NATIONAL CANCER INSTITUTE

Abstract

? DESCRIPTION (provided by applicant): Intratumor genetic and transcriptional heterogeneity is a common feature across diverse cancer types, including. CLL is a particular cancer that exhibits genetic and transcriptional heterogeneity along with a highly variable disease course among patients that remains poorly understood. Previous research has established that the presence of particular subclonal mutations in CLL can be linked with adverse clinical outcomes and that these subclonal mutations change over time in response to therapy. Therefore, genetic and transcriptional characterization of these subclonal populations will be paramount to enabling precision medicine and synergistic treatment combinations that target subclonal drivers and eliminate aggressive subpopulations thereby improving clinical outcome. While bulk measurements and analysis has provided key insights into cancer biology, etiology, and prognosis in the past, this approach does not provide the resolution that is critical for understanding the interactions between different genetic events within the same environmental and genetic backgrounds to drive metastatic disease, drug resistance and disease progression. Single cell measurements are uniquely able to definitively unravel and connect these relationships. However, simultaneous extraction of DNA and RNA from the same single cells is currently not reliable. Therefore, new statistical methods and computational approaches are needed to identify and resolve genetic subpopulations using single cell transcriptional data alone. In this proposed research, I will develop statistical methods and computational software to analyze single cell RNA-seq data derived from CLL patient samples.
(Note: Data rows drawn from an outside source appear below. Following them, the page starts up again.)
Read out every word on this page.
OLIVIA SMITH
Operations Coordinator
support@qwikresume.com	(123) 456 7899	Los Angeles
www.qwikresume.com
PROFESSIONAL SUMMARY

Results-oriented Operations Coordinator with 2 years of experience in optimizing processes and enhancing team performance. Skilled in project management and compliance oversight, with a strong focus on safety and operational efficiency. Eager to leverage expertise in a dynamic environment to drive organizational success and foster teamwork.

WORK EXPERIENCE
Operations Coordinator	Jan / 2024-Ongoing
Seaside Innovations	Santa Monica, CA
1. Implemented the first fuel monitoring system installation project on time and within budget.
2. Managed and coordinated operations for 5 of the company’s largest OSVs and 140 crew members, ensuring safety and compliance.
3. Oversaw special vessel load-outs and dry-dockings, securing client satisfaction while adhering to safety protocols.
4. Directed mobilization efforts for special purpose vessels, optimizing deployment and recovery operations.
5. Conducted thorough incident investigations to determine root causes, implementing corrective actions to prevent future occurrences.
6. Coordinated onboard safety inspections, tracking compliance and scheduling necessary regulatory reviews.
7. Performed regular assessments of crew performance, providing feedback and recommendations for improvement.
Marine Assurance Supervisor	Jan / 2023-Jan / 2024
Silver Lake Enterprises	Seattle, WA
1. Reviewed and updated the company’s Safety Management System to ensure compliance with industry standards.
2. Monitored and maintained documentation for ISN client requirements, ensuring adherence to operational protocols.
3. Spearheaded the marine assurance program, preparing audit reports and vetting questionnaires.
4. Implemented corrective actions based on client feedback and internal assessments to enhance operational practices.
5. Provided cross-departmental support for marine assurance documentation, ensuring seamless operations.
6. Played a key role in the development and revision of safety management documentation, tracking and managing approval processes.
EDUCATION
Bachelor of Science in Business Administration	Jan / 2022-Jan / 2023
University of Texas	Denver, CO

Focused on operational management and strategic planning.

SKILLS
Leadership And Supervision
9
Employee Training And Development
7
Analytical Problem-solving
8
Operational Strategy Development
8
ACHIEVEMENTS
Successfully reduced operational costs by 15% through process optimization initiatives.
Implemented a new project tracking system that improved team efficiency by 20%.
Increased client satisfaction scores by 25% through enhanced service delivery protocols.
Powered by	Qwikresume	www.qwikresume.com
Specifically, I will develop methods to identify aspects of genetic heterogeneity, such as the presence of small single nucleotide mutations and regions of copy number variation, in single cells. I will then reconstruct the genetic subclonal architecture and characterize the gene expression profiles of identified subclonal populations. The proposed work will yield innovative statistical methods to enable the identification and characterization of subclonal populations in cancer and yield opensource software that can be tailored and applied to diverse cancer types. Ultimately, application of these developed methods to CLL will provide a better understanding of CLL development and progression.